During her last public appearance in Pittsburgh, years ago, Mrs. Carnegie looked at the institutions of learning and culture her husband had given the city, and declared: “Here is the best conception of the idea of the brotherhood of man. I have never enjoyed a visit to any part of the world as I have this visit to Pittsburgh.” The former Louise Whitfield of New York, she had married Mr. Carnegie in 1887–38 years after he came to Pittsburgh from Scotland to work as a bobbin boy in a cotton factory. He had hitched his wagon to the rising stars of iron and steel and was a wealthy but lonely man. Gave Away Half Billion.
Soon after their marriage he became the richest man the world has ever seen and one of the happiest. Speaking of his life with his ‘beloved Lou,’ Carnegie said: “Why, oh why, are we compelled to leave the heaven we have found on earth and go we know not where?” With his wife’s help Carnegie also became a great philanthropist. In the 18 years from 1901 to 1919 he gave away the bulk of his fortune of half a billion dollars at the rate of $25,000,000 a year.
His beneficiaries included old employees, old friends, educational institutions, organizations for world peace, several nations, a United States President, three President’s wives, a British prime minister and the City of Pittsburgh.
The various money-giving corporations which he established still pour out from four to five million dollars a year.
One night in August, 1919, after Mrs. Carnegie had said good night to her husband, he sank into his last sleep. He was buried on top of a small hill in Sleepy Hollow Cemetery near Tarrytown, N.Y.
Lived in Scotland.
During the last 27 years, Mrs. Carnegie led a quiet, retiring life in New York and Scotland. She met annually with the members of her late husband’s corporations, made suggestions, and took great pride in their work. Meanwhile, she kept giving away sums of her own money. On the occasion of the Carnegie Centennial in 1935, a little gray-haired lady with a kindly voice, she reminisced:
“Pittsburgh has a warm place in my heart. I have so many recollections of the lovely, affectionate friends whom I knew there.”

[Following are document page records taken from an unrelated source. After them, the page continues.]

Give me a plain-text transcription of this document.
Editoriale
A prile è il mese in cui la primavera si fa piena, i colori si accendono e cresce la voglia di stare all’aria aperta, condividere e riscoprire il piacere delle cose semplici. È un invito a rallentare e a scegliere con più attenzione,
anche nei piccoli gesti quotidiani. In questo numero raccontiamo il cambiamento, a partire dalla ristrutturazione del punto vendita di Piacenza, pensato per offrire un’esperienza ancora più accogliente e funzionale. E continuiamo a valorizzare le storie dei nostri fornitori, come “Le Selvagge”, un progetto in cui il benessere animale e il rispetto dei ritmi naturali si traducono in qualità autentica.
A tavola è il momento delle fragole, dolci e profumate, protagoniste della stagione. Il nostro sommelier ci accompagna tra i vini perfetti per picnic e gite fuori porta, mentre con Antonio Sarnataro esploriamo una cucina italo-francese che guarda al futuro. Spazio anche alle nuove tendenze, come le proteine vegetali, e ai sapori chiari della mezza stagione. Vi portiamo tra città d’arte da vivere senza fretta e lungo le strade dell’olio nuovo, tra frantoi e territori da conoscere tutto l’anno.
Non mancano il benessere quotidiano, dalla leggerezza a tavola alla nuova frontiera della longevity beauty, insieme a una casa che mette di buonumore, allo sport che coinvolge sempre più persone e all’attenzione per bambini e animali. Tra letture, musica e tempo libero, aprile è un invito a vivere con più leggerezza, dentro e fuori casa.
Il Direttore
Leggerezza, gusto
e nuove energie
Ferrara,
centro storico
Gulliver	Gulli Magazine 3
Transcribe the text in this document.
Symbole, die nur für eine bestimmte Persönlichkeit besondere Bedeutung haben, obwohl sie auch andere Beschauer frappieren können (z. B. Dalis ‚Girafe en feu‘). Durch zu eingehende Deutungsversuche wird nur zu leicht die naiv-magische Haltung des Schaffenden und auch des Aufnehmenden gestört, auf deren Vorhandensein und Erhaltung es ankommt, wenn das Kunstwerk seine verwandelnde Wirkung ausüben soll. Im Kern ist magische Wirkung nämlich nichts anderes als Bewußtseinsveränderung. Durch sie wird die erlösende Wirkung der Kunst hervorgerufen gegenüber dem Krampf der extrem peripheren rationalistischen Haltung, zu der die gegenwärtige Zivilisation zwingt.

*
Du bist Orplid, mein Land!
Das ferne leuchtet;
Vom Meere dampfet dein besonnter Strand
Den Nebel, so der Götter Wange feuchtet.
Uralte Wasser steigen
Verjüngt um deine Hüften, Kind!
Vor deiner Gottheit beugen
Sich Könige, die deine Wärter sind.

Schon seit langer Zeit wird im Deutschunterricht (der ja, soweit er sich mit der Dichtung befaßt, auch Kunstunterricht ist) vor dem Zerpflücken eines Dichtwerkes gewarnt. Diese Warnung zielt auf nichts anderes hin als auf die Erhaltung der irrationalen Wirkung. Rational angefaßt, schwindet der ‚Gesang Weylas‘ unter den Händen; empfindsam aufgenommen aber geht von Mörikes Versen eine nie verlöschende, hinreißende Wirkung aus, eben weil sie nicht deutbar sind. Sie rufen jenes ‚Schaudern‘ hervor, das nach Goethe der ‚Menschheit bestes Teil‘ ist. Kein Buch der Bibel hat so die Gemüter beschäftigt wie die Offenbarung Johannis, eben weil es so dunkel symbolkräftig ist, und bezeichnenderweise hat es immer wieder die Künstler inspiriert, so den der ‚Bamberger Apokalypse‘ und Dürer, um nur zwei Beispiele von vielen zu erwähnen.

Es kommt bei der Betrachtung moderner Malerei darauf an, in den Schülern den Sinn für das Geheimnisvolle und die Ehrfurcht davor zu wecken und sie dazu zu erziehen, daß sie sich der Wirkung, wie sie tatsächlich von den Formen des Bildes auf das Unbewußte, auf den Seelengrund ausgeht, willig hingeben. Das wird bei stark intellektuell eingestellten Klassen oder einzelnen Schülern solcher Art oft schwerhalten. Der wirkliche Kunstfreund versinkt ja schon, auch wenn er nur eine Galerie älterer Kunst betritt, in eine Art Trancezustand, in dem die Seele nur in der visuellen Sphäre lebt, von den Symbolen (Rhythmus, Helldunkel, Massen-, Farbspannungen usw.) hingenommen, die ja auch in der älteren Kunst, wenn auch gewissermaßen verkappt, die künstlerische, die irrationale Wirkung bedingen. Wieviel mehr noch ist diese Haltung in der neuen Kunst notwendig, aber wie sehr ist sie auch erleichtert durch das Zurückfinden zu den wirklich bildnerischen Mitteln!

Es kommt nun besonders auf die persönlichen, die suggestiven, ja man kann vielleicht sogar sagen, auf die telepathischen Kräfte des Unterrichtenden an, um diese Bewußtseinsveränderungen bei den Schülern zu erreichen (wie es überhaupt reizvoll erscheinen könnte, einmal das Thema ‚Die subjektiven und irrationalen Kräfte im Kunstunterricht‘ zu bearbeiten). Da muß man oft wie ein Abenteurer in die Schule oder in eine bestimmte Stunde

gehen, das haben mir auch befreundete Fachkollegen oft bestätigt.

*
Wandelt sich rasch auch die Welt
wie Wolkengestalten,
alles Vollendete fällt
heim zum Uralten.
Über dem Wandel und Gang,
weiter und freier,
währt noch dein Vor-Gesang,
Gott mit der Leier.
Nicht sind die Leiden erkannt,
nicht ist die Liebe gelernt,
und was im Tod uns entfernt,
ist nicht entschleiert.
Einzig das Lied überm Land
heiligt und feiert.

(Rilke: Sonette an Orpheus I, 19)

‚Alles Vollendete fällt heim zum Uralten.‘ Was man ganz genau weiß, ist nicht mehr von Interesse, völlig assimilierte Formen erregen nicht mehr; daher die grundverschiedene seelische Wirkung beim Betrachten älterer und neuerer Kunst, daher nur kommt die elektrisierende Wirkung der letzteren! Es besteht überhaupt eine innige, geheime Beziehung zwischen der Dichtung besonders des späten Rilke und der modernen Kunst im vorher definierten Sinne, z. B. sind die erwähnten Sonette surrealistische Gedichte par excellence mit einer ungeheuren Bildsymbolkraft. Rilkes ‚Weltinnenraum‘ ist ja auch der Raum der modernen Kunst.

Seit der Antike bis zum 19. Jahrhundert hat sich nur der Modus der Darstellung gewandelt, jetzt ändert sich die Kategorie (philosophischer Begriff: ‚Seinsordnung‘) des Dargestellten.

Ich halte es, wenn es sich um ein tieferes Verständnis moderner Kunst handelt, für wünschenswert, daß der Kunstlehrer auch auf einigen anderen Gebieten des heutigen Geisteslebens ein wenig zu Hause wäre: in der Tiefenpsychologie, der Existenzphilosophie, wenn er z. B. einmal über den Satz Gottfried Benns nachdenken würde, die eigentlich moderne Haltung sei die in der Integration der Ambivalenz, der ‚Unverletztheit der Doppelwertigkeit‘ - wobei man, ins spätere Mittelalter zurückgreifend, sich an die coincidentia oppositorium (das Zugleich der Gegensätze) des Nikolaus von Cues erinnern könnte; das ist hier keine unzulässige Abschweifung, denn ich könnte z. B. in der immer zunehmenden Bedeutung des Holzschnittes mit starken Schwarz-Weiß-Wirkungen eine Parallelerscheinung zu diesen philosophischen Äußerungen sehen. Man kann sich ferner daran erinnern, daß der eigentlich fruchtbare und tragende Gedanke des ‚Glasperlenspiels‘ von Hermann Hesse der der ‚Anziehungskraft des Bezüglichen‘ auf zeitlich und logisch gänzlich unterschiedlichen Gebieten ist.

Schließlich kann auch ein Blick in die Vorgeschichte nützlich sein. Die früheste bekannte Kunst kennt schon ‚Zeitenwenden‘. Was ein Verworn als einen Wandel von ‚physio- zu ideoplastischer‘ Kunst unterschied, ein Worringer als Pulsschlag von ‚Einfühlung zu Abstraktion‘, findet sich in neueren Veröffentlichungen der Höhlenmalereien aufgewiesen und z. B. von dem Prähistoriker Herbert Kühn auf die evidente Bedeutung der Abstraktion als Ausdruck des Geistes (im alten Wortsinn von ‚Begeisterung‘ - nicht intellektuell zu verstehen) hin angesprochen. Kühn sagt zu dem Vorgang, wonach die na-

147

Her last public appearance with Andrew had been in Pittsburgh. He had said of her: “Peace and good will attend her footsteps wherever her blessed influence extends.”
A Brief Note on Unitarian Connections
According to church records, Louise Carnegie was a member of the Fourth Unitarian Society in the City of New York. She and her husband, Andrew, donated an organ to Fourth Unitarian. Following Andrew’s death, Louise made significant donations to charities including many liberal religious institutions.
Slideshow of the Carnegie Library Project
Andrew and Lousie Carnegie began the Carnegie Library Project when there were fewer than 1,500 libraries in the United States. The first library was commissioned in Mr. Carnegie’s hometown of Dunfermline, Scotland. A first generation Scottish immigrant who rose out of poverty to become one of the richest men in the world, Andrew Carnegie believed in the importance of providing an equal opportunity educational system in the US. In total, 2,509 libraries were built both in the US and across the world, the last library being built in 1919. The project, over a span of less than four decades, doubled the amount number of libraries in the country and provided many Americans, who otherwise would never have laid hands on a book, access to a vast collection of scholarly texts. At the end of this presentation which celebrates Louise and Andrew’s crusade for educational equality in the US, is a collection of a few of the country’s largest libraries. Louise and Andrew Carnegie’s extraordinary philanthropic act influenced the later production of public libraries in the United States.